Why is it important to insert the column in to the middle of the table? Column order should not matter at all. I mean.... when you display data to a user (in a report) or export data to a file, or anything else I can think of, you should be specifying the column names to use. When done this way, it doesn't matter what the column order is, so it would not matter that the new column is inserted at the "end" of the table.

-George

"The great things about standards is that there are so many to choose from." - Fortune Cookie Wisdom
 
Thanks, I know and believe me, I tried to explain this to my boss but he has a real obsession with keeping things in order. I try to explain it to him and even though it will probably mean a whole Saturday of work for me, he wants it this way!

 
We probably have enough space for database growth but not the extra 17 gig of log file.

It's usually not a good idea to put the data files on the same drive as the log files. So... how about you toss in another drive, put the log file on this new drive, and then add your new column?

When your data and log files are on separate drives, you will be better performance, and drives are cheap anyway. Ya know?

-George

"The great things about standards is that there are so many to choose from." - Fortune Cookie Wisdom
 
Thanks, I actually think the log files for the 2 databases on drive with less space might be on another drive so might not be a problem because should have enough space for the the database growth if that is true. Our older history databases from previous years might have trans logs on same drive but these are read only and don't get updated.

Thanks again, Joe
 
Why is it important to insert the column in to the middle of the table? Column order should not matter at all. I mean.... when you display data to a user (in a report) or export data to a file, or anything else I can think of, you should be specifying the column names to use. When done this way, it doesn't matter what the column order is, so it would not matter that the new column is inserted at the "end" of the table.

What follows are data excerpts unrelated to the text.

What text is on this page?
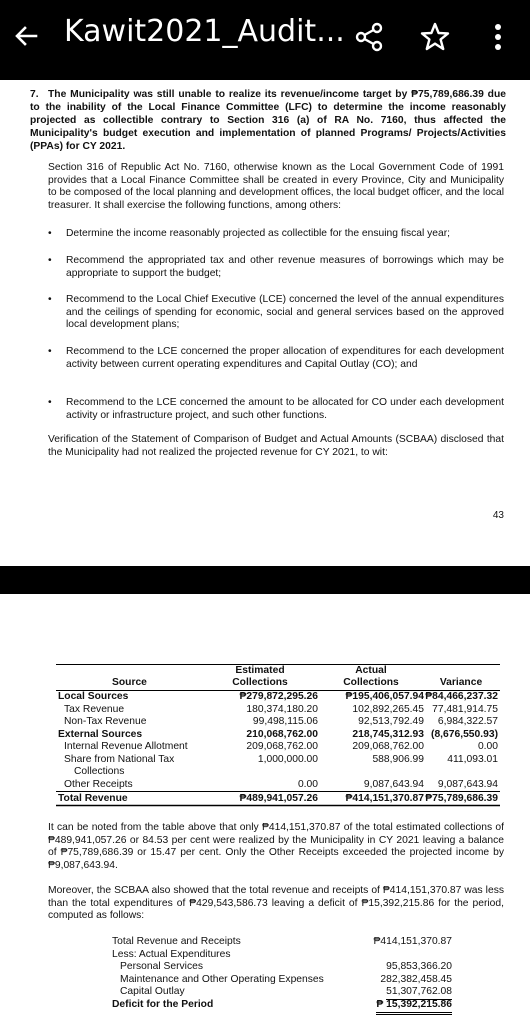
Kawit2021_Audit...
7. The Municipality was still unable to realize its revenue/income target by ₱75,789,686.39 due to the inability of the Local Finance Committee (LFC) to determine the income reasonably projected as collectible contrary to Section 316 (a) of RA No. 7160, thus affected the Municipality's budget execution and implementation of planned Programs/ Projects/Activities (PPAs) for CY 2021.
Section 316 of Republic Act No. 7160, otherwise known as the Local Government Code of 1991 provides that a Local Finance Committee shall be created in every Province, City and Municipality to be composed of the local planning and development offices, the local budget officer, and the local treasurer. It shall exercise the following functions, among others:
• Determine the income reasonably projected as collectible for the ensuing fiscal year;
• Recommend the appropriated tax and other revenue measures of borrowings which may be appropriate to support the budget;
• Recommend to the Local Chief Executive (LCE) concerned the level of the annual expenditures and the ceilings of spending for economic, social and general services based on the approved local development plans;
• Recommend to the LCE concerned the proper allocation of expenditures for each development activity between current operating expenditures and Capital Outlay (CO); and
• Recommend to the LCE concerned the amount to be allocated for CO under each development activity or infrastructure project, and such other functions.
Verification of the Statement of Comparison of Budget and Actual Amounts (SCBAA) disclosed that the Municipality had not realized the projected revenue for CY 2021, to wit:
43
Estimated	Actual
Source	Collections	Collections	Variance
Local Sources	₱279,872,295.26	₱195,406,057.94 ₱84,466,237.32
Tax Revenue	180,374,180.20	102,892,265.45 77,481,914.75
Non-Tax Revenue	99,498,115.06	92,513,792.49	6,984,322.57
External Sources	210,068,762.00	218,745,312.93 (8,676,550.93)
Internal Revenue Allotment	209,068,762.00	209,068,762.00	0.00
Share from National Tax	1,000,000.00	588,906.99	411,093.01
Collections
Other Receipts	0.00	9,087,643.94	9,087,643.94
Total Revenue	₱489,941,057.26	₱414,151,370.87 ₱75,789,686.39
It can be noted from the table above that only ₱414,151,370.87 of the total estimated collections of ₱489,941,057.26 or 84.53 per cent were realized by the Municipality in CY 2021 leaving a balance of ₱75,789,686.39 or 15.47 per cent. Only the Other Receipts exceeded the projected income by ₱9,087,643.94.
Moreover, the SCBAA also showed that the total revenue and receipts of ₱414,151,370.87 was less than the total expenditures of ₱429,543,586.73 leaving a deficit of ₱15,392,215.86 for the period, computed as follows:
Total Revenue and Receipts	₱414,151,370.87
Less: Actual Expenditures
Personal Services	95,853,366.20
Maintenance and Other Operating Expenses	282,382,458.45
Capital Outlay	51,307,762.08
Deficit for the Period	₱ 15,392,215.86
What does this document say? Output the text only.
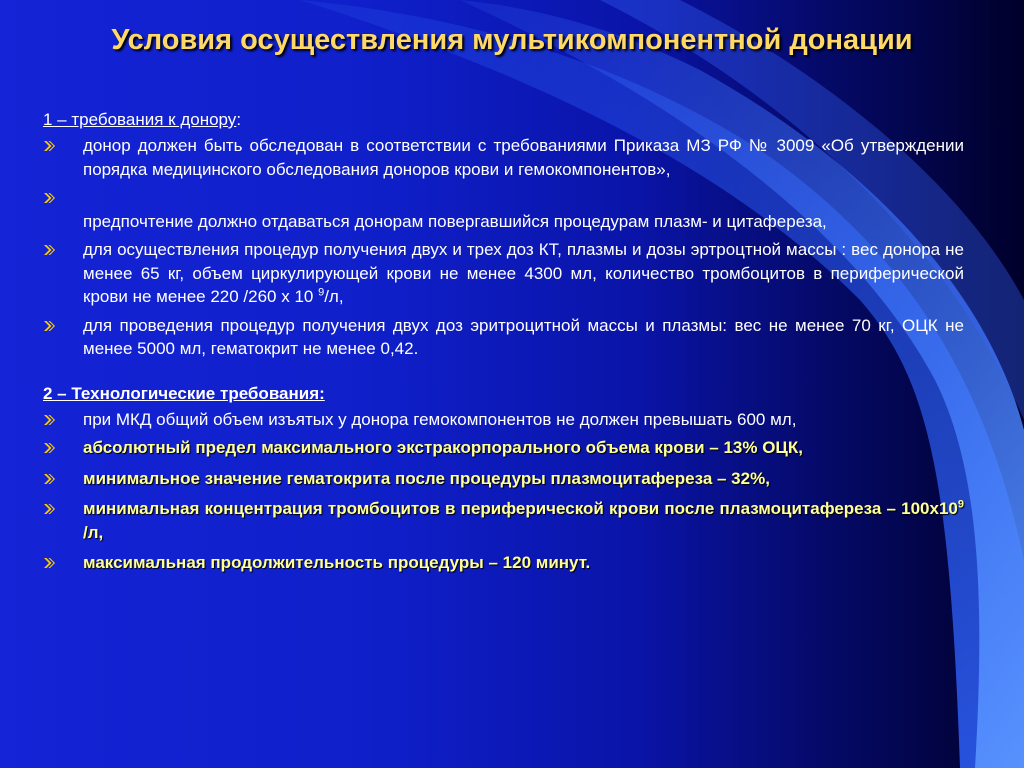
Условия осуществления мультикомпонентной донации
1 – требования к донору:
донор должен быть обследован в соответствии с требованиями Приказа МЗ РФ № 3009 «Об утверждении порядка медицинского обследования доноров крови и гемокомпонентов»,
предпочтение должно отдаваться донорам повергавшийся процедурам плазм- и цитафереза,
для осуществления процедур получения двух и трех доз КТ, плазмы и дозы эртроцтной массы : вес донора не менее 65 кг, объем циркулирующей крови не менее 4300 мл, количество тромбоцитов в периферической крови не менее 220 /260 х 10 $^9$/л,
для проведения процедур получения двух доз эритроцитной массы и плазмы: вес не менее 70 кг, ОЦК не менее 5000 мл, гематокрит не менее 0,42.
2 – Технологические требования:
при МКД общий объем изъятых у донора гемокомпонентов не должен превышать 600 мл,
абсолютный предел максимального экстракорпорального объема крови – 13% ОЦК,
минимальное значение гематокрита после процедуры плазмоцитафереза – 32%,
минимальная концентрация тромбоцитов в периферической крови после плазмоцитафереза – $100х10^9$ /л,
максимальная продолжительность процедуры – 120 минут.
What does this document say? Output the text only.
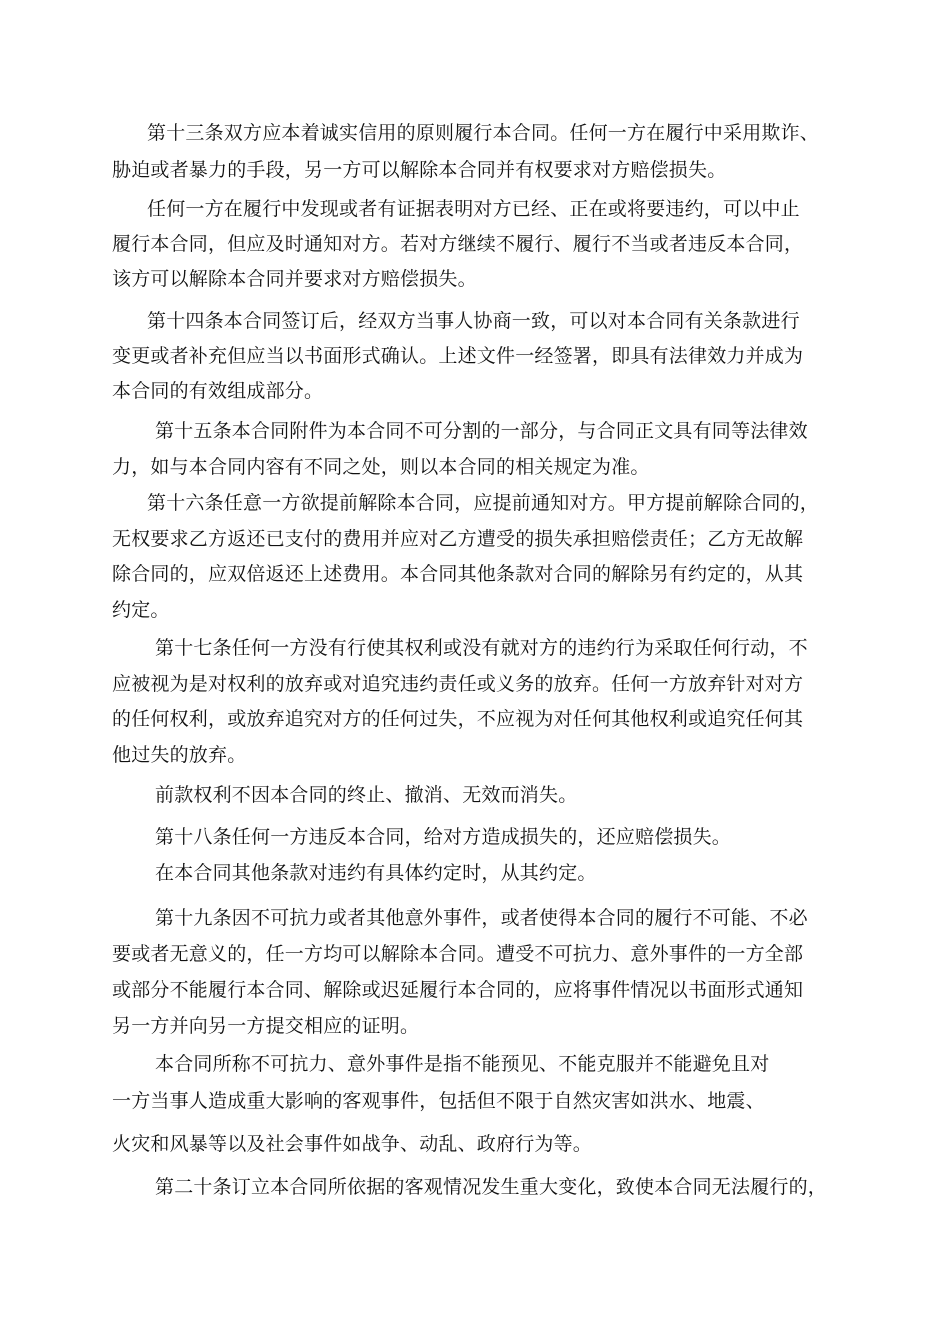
第十三条双方应本着诚实信用的原则履行本合同。任何一方在履行中采用欺诈、
胁迫或者暴力的手段，另一方可以解除本合同并有权要求对方赔偿损失。
任何一方在履行中发现或者有证据表明对方已经、正在或将要违约，可以中止
履行本合同，但应及时通知对方。若对方继续不履行、履行不当或者违反本合同，
该方可以解除本合同并要求对方赔偿损失。
第十四条本合同签订后，经双方当事人协商一致，可以对本合同有关条款进行
变更或者补充但应当以书面形式确认。上述文件一经签署，即具有法律效力并成为
本合同的有效组成部分。
第十五条本合同附件为本合同不可分割的一部分，与合同正文具有同等法律效
力，如与本合同内容有不同之处，则以本合同的相关规定为准。
第十六条任意一方欲提前解除本合同，应提前通知对方。甲方提前解除合同的，
无权要求乙方返还已支付的费用并应对乙方遭受的损失承担赔偿责任；乙方无故解
除合同的，应双倍返还上述费用。本合同其他条款对合同的解除另有约定的，从其
约定。
第十七条任何一方没有行使其权利或没有就对方的违约行为采取任何行动，不
应被视为是对权利的放弃或对追究违约责任或义务的放弃。任何一方放弃针对对方
的任何权利，或放弃追究对方的任何过失，不应视为对任何其他权利或追究任何其
他过失的放弃。
前款权利不因本合同的终止、撤消、无效而消失。
第十八条任何一方违反本合同，给对方造成损失的，还应赔偿损失。
在本合同其他条款对违约有具体约定时，从其约定。
第十九条因不可抗力或者其他意外事件，或者使得本合同的履行不可能、不必
要或者无意义的，任一方均可以解除本合同。遭受不可抗力、意外事件的一方全部
或部分不能履行本合同、解除或迟延履行本合同的，应将事件情况以书面形式通知
另一方并向另一方提交相应的证明。
本合同所称不可抗力、意外事件是指不能预见、不能克服并不能避免且对
一方当事人造成重大影响的客观事件，包括但不限于自然灾害如洪水、地震、
火灾和风暴等以及社会事件如战争、动乱、政府行为等。
第二十条订立本合同所依据的客观情况发生重大变化，致使本合同无法履行的，
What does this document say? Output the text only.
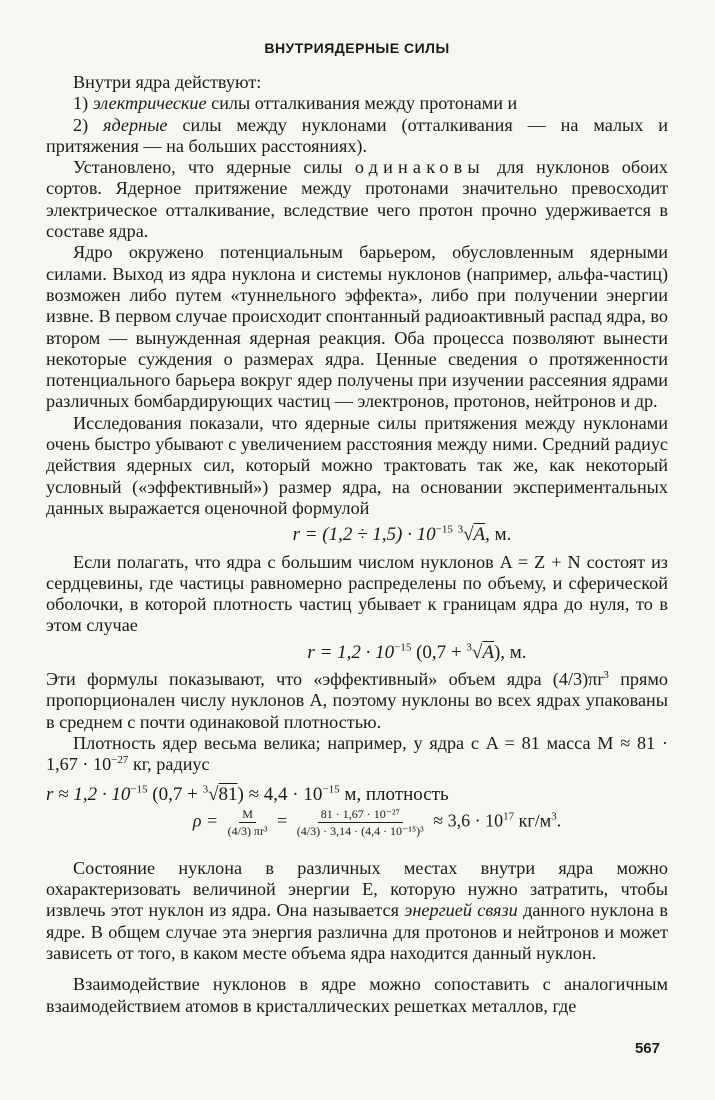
ВНУТРИЯДЕРНЫЕ СИЛЫ

Внутри ядра действуют:

1) электрические силы отталкивания между протонами и

2) ядерные силы между нуклонами (отталкивания — на малых и притяжения — на больших расстояниях).

Установлено, что ядерные силы одинаковы для нуклонов обоих сортов. Ядерное притяжение между протонами значительно превосходит электрическое отталкивание, вследствие чего протон прочно удерживается в составе ядра.

Ядро окружено потенциальным барьером, обусловленным ядерными силами. Выход из ядра нуклона и системы нуклонов (например, альфа-частиц) возможен либо путем «туннельного эффекта», либо при получении энергии извне. В первом случае происходит спонтанный радиоактивный распад ядра, во втором — вынужденная ядерная реакция. Оба процесса позволяют вынести некоторые суждения о размерах ядра. Ценные сведения о протяженности потенциального барьера вокруг ядер получены при изучении рассеяния ядрами различных бомбардирующих частиц — электронов, протонов, нейтронов и др.

Исследования показали, что ядерные силы притяжения между нуклонами очень быстро убывают с увеличением расстояния между ними. Средний радиус действия ядерных сил, который можно трактовать так же, как некоторый условный («эффективный») размер ядра, на основании экспериментальных данных выражается оценочной формулой

$r = (1,2 \div 1,5) \cdot 10^{-15}$ $^3$√A, м.

Если полагать, что ядра с большим числом нуклонов A = Z + N состоят из сердцевины, где частицы равномерно распределены по объему, и сферической оболочки, в которой плотность частиц убывает к границам ядра до нуля, то в этом случае

$r = 1,2 \cdot 10^{-15}$ (0,7 + $^3$√A), м.

Эти формулы показывают, что «эффективный» объем ядра $(4/3)\pi r^3$ прямо пропорционален числу нуклонов A, поэтому нуклоны во всех ядрах упакованы в среднем с почти одинаковой плотностью.

Плотность ядер весьма велика; например, у ядра с A = 81 масса $M \approx 81 \cdot 1,67 \cdot 10^{-27}$ кг, радиус

$r \approx 1,2 \cdot 10^{-15}$ $(0,7 + ^3√81) \approx 4,4 \cdot 10^{-15}$ м, плотность
$\rho = \frac{M}{\text{(4/3) πr³}} = \frac{\text{81 · 1,67 · 10⁻²⁷}}{\text{(4/3) · 3,14 · (4,4 · 10⁻¹⁵)³}} \approx 3,6 \cdot 10^{17}$ $кг/м^3$.

Состояние нуклона в различных местах внутри ядра можно охарактеризовать величиной энергии E, которую нужно затратить, чтобы извлечь этот нуклон из ядра. Она называется энергией связи данного нуклона в ядре. В общем случае эта энергия различна для протонов и нейтронов и может зависеть от того, в каком месте объема ядра находится данный нуклон.

Взаимодействие нуклонов в ядре можно сопоставить с аналогичным взаимодействием атомов в кристаллических решетках металлов, где

567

George, I agree with you in most cases. However, there are times when I do see the need for column order to be important. We worked on a large project last year wherein the specs changed very regularly. Because of multiple synchronization paths, we have a set of several metadata columns at the end of the table. To me, it just looked too goofy to have meaningful columns, a handful of row metadata columns followed by more meaningful columns. The reasoning was more administrative than reporting.

It was a painful process to alter the table, but well worth it to create a series of scripts to script out the table DDL, alter the DDL, back up the data into a temporary spot, and then refill the new table from the old table.
 
RiverGuy,
From a programmer point of view, the order of the columns SHOULD NOT matter.
DBA's troubles is other point of view (Hey, that's what they are paid for, to have troubles) :)
And because a programmer very soon becomes DBA I agree with you :)

Borislav Borissov
VFP9 SP2, SQL Server 2000/2005.
 
joejack,
I have done this and in my opinion, it's quicker if you create a new table with the new column, and insert from the original into the new using a stored proc that loops on a date, inserting a day at a time.

This commits each set on the day and the log will only grow by the day's amount of space, and then--and I'm not fully sure of your actual situation so this may not make sense--you delete that day from the original table.

So each day loop in the cursor you're loading to the new and deleting from the old for that day only.